Tricolor galore

The French Film Festival opens on March 13.

People at the movies (Illustrative) (photo credit: INGIMAGE)
People at the movies (Illustrative)
(photo credit: INGIMAGE)
The 15th French Film in Israel will feature distinguished guests, the best of contemporary French cinema and several rarely shown classics.
The festival begins on March 13 and runs until early April at the cinematheques in Jerusalem, Tel Aviv, Haifa, Holon, Herzliya, Sderot and Rosh Pina, as well at the Savyon Cultural Center and Globus Max Ashdod. The opening event at the Jerusalem Cinematheque, which will honor cinematheque founder Lia van Leer on the third anniversary of her death, will take place on March 14.
Almost all the movies feature both English and Hebrew subtitles, but check with the theater before you buy your ticket.
The opening-night film is See You Up There (Au revoir là-haut), which will be screened in the presence of its director, Albert Dupontel. It tells the story of two former soldiers in 1919 – an ex-accountant and a brilliant artist who is disfigured – who start a con game that involves a war memorial in Paris in the roaring Twenties. It was nominated for 13 Cesar Awards.
Dupontel stars with Nahuel Pérez Biscayart, who was in 120 BPM.
Robin Campillo’s 120 BPM, a drama about activists who advocated for a cure for AIDS in France, will also be shown in the festival.
Director Robert Guediguian and his actress wife, Ariane Ascaride, are well known for a series of crowdpleasing but intelligent films about working-class life, among them Marius and Jeannette and The Snows of Kilimanjaro. Guediguian and Ascaride will attend screenings of their latest film, The House by the Sea, about three adult children who return to their seaside home after their father has a stroke.
Carine Tardieu’s Just To Be Sure tells the story of a widower (Francois Damiens) whose life is changed when he finds his biological father.
Cecile de France and Guy Marchand co-star. Tardieu made the delightful film The Dandelions in 2012, about the friendship between two young girls, which I recommend seeing any way you can.
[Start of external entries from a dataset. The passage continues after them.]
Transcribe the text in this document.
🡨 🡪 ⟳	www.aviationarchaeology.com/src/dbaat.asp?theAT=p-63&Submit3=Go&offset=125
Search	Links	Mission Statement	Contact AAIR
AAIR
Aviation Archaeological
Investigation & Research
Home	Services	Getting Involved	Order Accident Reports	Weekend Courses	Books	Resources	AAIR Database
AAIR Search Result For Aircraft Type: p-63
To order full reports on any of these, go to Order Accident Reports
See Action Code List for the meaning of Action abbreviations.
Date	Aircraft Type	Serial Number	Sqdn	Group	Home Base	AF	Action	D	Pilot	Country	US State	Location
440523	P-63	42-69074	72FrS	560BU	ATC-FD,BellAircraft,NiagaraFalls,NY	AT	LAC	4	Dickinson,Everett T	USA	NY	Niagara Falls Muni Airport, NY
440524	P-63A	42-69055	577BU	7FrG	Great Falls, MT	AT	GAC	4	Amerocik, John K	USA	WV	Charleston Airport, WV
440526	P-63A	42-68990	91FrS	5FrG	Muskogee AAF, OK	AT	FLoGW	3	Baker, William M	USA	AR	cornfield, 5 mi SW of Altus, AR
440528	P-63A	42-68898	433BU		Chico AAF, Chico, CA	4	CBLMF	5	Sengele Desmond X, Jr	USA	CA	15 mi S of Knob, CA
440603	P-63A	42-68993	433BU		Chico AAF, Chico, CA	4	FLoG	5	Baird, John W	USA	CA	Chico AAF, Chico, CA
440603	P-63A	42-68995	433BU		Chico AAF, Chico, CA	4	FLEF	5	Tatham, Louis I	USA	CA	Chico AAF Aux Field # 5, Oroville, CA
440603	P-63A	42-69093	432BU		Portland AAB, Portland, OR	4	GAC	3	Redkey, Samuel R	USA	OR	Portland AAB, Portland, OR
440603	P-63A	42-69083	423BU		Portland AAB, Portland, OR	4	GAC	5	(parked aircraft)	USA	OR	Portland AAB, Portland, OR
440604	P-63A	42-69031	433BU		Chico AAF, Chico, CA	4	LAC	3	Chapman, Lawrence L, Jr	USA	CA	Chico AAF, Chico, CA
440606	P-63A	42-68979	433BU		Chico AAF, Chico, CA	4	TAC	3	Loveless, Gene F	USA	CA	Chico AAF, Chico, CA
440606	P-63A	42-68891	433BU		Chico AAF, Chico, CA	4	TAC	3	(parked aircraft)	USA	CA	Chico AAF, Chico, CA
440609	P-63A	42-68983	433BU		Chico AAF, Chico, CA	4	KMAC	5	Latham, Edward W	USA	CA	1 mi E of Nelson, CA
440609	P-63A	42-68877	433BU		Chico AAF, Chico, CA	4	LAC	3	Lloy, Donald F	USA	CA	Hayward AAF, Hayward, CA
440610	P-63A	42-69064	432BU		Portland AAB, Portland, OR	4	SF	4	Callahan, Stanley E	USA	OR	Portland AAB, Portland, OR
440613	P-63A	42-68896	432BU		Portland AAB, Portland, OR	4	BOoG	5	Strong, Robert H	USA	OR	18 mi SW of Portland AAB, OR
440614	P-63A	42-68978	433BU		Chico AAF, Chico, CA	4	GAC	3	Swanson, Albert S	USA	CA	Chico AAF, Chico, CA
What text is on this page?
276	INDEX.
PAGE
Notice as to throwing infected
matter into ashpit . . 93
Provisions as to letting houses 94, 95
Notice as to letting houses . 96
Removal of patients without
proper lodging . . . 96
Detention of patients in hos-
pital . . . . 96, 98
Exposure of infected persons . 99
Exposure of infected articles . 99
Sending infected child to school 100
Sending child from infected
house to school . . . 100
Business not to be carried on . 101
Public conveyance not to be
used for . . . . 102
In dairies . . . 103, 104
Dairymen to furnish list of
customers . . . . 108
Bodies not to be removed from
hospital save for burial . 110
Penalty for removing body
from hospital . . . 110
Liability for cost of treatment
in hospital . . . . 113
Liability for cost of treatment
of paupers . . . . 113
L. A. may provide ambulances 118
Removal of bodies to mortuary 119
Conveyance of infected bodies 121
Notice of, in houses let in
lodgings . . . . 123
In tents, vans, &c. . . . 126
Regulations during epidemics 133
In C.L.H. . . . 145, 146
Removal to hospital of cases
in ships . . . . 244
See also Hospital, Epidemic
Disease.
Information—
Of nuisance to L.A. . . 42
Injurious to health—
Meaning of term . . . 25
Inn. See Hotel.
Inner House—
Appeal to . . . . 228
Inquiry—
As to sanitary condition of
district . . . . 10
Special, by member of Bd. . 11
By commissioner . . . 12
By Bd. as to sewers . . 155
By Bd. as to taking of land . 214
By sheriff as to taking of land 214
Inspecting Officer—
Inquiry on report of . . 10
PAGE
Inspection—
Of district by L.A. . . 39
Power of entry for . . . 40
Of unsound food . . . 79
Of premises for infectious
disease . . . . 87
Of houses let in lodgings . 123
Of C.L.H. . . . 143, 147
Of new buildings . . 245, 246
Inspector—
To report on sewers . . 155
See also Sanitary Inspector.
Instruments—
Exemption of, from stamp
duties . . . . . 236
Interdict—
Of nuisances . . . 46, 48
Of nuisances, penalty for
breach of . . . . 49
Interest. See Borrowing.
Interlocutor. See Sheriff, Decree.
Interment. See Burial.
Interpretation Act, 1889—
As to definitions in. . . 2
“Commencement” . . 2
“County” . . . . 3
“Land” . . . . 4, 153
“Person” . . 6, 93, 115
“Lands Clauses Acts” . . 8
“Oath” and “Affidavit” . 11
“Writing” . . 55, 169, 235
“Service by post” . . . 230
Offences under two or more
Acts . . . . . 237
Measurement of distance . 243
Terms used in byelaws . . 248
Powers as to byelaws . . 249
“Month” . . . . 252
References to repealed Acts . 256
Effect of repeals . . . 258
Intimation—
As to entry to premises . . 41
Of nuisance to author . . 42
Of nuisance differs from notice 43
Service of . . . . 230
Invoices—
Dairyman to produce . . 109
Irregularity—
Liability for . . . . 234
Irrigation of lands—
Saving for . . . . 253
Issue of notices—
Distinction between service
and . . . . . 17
Actor/director Mathieu Amalric is both behind and in front of the camera in Barbara, a movie about an actress appearing in a biopic about a legendary singer and the director who falls in love with her.
Actress Sara Forestier (Primaire) makes her directorial debut and also stars in M, an opposites-attract love story about a woman with a paralyzing speech impediment and a more confident man, played by Redouanne Harjane. Jean-Pierre Leaud, known for his films with Francois Truffaut, also appears.
Blandine Lenoir’s Aurore tells the story of a woman (Agnès Jaoui) who refuses to give up when she meets her first love again after many years.
Philippe Lioret’s A Kid (Le fils de Jean) tells the story of a man who travels to Montreal to meet his half brothers after he learns of the death of the father he never knew.
Two brothers, David and Stéphane Foenkinos, co-directed Jalouse, the story of a divorced teacher who suddenly finds herself jealous of everyone in her life.
Other films in the festival include Guillaume Gallienne’s Maryline, about a naive young woman who moves to Paris to become an actress.
It stars Adeline D’Hermy and Vanessa Paradis.
Jean Renoir’s French Cancan (1954) is one of the classics that will be shown. An homage to the Belle Epoque and the beginnings of the Moulin Rouge nightlife scene, the film stars Jean Gabin as a cafe owner who has the idea of taking the cancan dance off the streets and putting it on stage.
Jacques Becker’s 1952 Casque d’Or, which stars Simone Signoret, is also set during the Belle Epoque and tells a story of gangsters and their molls.
Other classics include Marcel L’Herbier’s The Inhuman Woman (1924), a silent film; and Georges Franju’s 1960 horror film Eyes without a Face, about a doctor who takes extreme measures to heal his disfigured daughter, which stars Pierre Brasseur and Alida Valli.
The festival is sponsored by the French Embassy in Israel, the Eden Cinema distribution company headed by Caroline Boneh, the French Institute in Israel, UniFrance Films and the Tel Aviv-Jaffa Municipality.